Purwakarta, KPonline — Deni Rahman (28), seorang buruh pabrik otomotif di kawasan industri Kota Bukit Indah – Purwakarta, tak pernah menyangka bahwa langkah kecilnya bergabung dengan serikat pekerja atau Serikat buruh (SP/SB) akan membawa perubahan besar dalam hidupnya. Setelah bertahun-tahun bekerja dengan status kontrak, Deni akhirnya bisa mewujudkan impian yang lama tertunda, yaitu menikahi perempuan yang ia cintai.
“Saya pernah hampir menyerah,” kenang Deni. “Tunangan saya nunggu, tapi saya nggak punya kepastian. Status kepegawaian (kontrak), berarti sama saja kerja nggak jelas, kadang dirumahkan dahulu setelah masa kontrak berakhir. Masa saya bawa dia dengan hidup seperti itu?”
Deni adalah satu dari jutaan buruh muda di Indonesia yang terjebak dalam sistem kerja kontrak jangka pendek, tanpa jaminan karier, tanpa tunjangan, dan tanpa suara. Selama hampir lima tahun, ia menjalani rutinitas panjang. Berangkat pagi buta, pulang malam, bekerja keras namun tetap miskin harapan.
Namun semua berubah ketika ia mulai mendengar tentang aktivitas serikat pekerja di pabriknya. Awalnya, ia skeptis. “Saya pikir, ah, cuma bikin ribut aja,” katanya. Tapi setelah melihat beberapa rekan berhasil mendapatkan hak-hak mereka kembali, termasuk dibayar lembur dan diangkat sebagai karyawan tetap, Deni pun memberanikan diri ikut bergabung, menjadi bagian dari keanggotaan Serikat pekerja.
#Langkah itu menjadi titik balik hidupnya.
Melalui serikat pekerja, Deni mulai belajar tentang hak-haknya sebagai buruh. Tentang upah minimum, lembur, status kerja, dan pentingnya perundingan kolektif. Ia pun aktif mengikuti rapat, pelatihan, bahkan ikut dalam advokasi bersama pengurus serikat ke kantor manajemen.
“Bersama teman-teman serikat, kami punya suara,” kata Deni. “Kami bukan lagi buruh yang pasrah. Kami tahu apa yang harus kami perjuangkan”.
Dalam waktu satu tahun, perjuangan itu membuahkan hasil. Manajemen perusahaan akhirnya menyetujui pengangkatan sebagian besar buruh kontrak menjadi pekerja tetap. Deni termasuk diantaranya. Selain status kerja yang lebih aman, ia juga mulai menerima tunjangan tidak tetap maupun tidak tetap dan upah yang lebih layak.
Dengan pendapatan yang stabil, tabungan yang terjaga, dan rasa percaya diri yang tumbuh, Deni pun akhirnya memutuskan menikahi tunangannya, Ayu, yang telah menantinya selama tiga tahun.
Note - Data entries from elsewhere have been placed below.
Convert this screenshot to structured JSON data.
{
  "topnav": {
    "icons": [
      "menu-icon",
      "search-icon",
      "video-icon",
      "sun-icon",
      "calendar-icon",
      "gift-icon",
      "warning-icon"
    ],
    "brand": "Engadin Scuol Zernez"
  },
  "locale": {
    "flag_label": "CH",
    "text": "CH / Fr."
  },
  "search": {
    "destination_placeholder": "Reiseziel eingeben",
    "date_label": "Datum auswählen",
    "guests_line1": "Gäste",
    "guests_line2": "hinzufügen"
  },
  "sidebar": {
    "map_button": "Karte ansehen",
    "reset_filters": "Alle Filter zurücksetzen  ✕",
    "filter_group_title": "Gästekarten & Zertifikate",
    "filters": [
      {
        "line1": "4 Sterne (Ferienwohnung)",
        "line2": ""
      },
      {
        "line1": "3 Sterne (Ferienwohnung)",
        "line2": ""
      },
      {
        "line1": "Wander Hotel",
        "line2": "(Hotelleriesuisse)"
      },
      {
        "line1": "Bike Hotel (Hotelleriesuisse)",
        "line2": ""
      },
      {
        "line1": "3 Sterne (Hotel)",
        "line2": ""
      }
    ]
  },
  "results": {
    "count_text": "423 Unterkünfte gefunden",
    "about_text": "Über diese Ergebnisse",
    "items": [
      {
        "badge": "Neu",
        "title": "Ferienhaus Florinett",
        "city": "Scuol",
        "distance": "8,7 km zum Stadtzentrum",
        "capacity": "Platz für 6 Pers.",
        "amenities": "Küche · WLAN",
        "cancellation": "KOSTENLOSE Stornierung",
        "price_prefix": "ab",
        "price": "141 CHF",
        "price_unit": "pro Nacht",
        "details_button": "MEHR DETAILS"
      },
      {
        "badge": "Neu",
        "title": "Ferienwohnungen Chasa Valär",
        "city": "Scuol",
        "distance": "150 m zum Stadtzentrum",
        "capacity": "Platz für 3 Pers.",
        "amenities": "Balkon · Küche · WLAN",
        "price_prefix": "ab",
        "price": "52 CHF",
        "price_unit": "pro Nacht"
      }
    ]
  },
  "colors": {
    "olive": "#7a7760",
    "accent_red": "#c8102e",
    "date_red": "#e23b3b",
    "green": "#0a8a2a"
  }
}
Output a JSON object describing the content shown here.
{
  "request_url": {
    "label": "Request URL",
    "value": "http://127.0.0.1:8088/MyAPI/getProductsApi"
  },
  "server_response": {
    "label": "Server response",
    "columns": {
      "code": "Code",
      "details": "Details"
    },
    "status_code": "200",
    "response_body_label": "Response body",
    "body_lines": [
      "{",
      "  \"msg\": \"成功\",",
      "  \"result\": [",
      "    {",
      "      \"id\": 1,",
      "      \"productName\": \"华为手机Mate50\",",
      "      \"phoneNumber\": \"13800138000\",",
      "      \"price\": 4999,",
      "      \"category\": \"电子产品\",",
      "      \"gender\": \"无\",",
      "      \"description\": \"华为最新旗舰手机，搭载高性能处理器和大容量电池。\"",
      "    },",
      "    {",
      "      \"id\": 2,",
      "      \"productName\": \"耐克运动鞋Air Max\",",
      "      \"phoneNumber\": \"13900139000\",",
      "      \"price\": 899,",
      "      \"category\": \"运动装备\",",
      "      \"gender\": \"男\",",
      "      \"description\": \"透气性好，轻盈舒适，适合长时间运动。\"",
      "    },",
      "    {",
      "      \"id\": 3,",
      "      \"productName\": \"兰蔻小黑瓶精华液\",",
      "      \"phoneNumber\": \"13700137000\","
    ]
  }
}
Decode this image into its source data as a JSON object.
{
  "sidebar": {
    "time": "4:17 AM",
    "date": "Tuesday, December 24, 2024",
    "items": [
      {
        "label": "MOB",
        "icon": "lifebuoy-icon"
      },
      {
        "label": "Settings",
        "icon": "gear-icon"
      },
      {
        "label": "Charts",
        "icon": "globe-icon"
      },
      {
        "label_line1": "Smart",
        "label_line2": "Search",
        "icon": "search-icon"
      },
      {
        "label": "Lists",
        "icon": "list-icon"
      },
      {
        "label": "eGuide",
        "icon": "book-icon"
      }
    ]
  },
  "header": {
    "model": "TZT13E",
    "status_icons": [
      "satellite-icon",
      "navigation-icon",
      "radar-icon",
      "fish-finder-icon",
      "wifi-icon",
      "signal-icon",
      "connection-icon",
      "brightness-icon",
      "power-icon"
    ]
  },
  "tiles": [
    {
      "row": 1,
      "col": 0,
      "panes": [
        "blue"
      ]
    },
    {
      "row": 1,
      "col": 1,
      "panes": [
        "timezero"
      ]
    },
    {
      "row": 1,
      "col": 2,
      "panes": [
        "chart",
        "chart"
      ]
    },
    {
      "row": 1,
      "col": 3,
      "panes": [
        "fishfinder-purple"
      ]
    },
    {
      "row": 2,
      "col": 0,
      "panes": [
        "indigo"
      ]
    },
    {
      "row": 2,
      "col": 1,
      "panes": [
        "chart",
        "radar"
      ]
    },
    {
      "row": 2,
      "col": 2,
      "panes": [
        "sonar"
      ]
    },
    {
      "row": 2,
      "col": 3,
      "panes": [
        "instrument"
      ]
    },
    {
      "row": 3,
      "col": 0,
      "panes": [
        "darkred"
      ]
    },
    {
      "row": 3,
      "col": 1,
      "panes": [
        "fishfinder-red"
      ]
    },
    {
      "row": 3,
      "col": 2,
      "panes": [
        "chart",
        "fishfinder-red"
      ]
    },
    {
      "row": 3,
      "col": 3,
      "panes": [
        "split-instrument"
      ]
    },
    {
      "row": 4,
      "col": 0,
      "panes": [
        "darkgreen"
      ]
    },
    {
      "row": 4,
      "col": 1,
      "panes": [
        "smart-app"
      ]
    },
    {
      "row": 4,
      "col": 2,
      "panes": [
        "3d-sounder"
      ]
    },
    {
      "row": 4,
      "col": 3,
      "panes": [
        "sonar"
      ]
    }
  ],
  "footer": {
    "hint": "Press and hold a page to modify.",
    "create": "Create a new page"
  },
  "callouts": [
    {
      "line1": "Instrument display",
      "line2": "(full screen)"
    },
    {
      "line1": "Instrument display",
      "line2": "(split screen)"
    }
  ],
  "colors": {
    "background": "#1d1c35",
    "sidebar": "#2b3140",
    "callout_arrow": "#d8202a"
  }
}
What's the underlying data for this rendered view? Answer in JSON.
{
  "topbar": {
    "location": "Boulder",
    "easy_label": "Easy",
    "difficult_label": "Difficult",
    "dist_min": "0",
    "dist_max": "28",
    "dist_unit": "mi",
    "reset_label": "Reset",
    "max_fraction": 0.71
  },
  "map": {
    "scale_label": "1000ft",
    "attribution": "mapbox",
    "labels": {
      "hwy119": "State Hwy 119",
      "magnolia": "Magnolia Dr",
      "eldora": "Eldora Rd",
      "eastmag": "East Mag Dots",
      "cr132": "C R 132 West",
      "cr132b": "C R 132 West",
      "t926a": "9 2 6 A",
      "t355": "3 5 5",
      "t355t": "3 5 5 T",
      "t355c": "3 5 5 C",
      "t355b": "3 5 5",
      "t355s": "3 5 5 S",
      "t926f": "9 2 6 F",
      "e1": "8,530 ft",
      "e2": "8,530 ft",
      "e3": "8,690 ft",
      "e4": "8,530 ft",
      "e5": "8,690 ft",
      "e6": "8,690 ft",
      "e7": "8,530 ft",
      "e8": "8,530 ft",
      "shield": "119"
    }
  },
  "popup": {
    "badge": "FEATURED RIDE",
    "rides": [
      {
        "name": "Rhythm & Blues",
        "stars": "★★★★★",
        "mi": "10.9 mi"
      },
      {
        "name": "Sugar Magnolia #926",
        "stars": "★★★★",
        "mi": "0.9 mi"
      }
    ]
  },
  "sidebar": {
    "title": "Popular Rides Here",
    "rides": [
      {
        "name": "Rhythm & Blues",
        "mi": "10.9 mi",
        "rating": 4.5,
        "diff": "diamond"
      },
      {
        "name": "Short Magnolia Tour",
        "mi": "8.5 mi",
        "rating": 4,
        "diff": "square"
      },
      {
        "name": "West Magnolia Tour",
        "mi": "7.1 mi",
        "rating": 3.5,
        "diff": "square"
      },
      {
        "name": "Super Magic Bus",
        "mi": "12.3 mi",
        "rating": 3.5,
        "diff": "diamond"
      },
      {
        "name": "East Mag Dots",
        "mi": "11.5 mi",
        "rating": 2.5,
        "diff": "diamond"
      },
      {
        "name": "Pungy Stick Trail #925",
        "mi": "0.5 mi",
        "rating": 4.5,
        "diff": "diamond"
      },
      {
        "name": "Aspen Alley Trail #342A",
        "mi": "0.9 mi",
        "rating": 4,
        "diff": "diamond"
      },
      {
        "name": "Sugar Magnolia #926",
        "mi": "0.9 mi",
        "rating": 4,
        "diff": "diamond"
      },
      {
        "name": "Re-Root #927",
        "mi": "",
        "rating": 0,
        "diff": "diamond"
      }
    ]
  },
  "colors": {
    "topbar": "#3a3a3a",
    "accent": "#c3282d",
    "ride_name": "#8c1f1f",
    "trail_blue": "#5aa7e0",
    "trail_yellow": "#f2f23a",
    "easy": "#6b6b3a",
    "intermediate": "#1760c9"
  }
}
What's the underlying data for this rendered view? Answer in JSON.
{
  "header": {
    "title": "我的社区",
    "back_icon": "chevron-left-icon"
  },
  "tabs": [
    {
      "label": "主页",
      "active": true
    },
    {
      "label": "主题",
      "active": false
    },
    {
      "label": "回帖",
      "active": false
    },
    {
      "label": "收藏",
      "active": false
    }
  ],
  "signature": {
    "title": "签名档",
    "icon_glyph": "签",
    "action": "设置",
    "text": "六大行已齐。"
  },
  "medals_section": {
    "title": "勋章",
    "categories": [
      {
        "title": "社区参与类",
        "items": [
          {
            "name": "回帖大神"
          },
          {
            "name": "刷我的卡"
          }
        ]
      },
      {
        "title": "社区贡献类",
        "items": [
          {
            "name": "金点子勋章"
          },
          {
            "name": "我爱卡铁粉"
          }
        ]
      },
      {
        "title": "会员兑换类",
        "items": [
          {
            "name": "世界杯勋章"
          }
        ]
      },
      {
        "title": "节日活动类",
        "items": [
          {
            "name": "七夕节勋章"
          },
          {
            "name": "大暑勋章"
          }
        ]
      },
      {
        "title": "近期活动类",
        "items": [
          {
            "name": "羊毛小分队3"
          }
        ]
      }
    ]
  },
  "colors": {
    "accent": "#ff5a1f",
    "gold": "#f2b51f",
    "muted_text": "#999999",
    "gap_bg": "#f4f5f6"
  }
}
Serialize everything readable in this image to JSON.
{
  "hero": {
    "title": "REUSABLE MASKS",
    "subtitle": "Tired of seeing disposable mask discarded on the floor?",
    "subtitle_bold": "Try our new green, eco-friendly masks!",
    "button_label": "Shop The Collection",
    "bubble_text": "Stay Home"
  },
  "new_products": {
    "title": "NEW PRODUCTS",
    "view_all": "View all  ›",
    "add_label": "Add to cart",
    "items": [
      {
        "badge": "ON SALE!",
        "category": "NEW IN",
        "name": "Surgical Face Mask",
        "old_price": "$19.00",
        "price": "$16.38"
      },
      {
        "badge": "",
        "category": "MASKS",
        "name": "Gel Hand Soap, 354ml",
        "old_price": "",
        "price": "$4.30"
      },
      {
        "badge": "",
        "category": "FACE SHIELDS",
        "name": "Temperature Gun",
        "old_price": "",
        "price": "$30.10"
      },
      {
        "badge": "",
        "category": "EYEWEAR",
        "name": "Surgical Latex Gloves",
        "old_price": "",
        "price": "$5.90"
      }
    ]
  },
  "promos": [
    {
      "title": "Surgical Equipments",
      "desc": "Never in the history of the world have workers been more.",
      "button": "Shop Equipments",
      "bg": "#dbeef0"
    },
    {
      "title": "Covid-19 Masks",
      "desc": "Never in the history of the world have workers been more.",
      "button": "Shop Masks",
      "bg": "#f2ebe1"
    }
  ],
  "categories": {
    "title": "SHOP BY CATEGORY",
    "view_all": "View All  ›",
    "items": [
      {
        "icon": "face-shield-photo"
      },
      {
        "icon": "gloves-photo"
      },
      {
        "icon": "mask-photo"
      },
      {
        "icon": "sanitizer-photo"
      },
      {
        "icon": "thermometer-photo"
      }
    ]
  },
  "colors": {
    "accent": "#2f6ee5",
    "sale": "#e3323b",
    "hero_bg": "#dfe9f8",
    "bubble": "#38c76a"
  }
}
Pernikahan sederhana mereka berlangsung di Purwakarta, dihadiri keluarga dan beberapa rekan serikat yang selama ini berjuang bersamanya.
“Waktu ijab kabul itu, saya sampai nggak bisa nahan air mata,” ujarnya. “Karena saya tahu, tanpa perjuangan bersama, mungkin saya belum bisa berdiri seperti ini”.
Ketua Serikat Pekerja di pabrik tempat Deni bekerja, Maman ‘Bezod,’ menuturkan bahwa kisah seperti Deni sebenarnya bukan hal yang langka, namun jarang terekspos.
“Banyak orang berpikir serikat itu hanya soal demo dan konflik. Padahal, ini soal perubahan hidup. Serikat memberi harapan. Deni bisa menikah bukan karena mukjizat, tapi karena dia memperjuangkan haknya bersama-sama”.
Kini, kehidupan Deni perlahan membaik. Ia tak hanya menjadi buruh yang lebih sejahtera, tapi juga seorang suami yang penuh harapan. Ia bahkan mulai aktif merekrut pekerja baru untuk bergabung dengan serikat pekerja, agar lebih banyak buruh muda bisa merasakan perubahan yang sama.
“Saya ingin banyak orang tahu, bahwa jadi buruh bukan akhir dari segalanya,” kata Deni. “Kalau kita bersatu dan berjuang, hidup bisa berubah”. Intinya, menjadi anggota serikat pekerja bukan hanya soal kerja. Tetapi tentang harga diri, harapan, dan masa depan.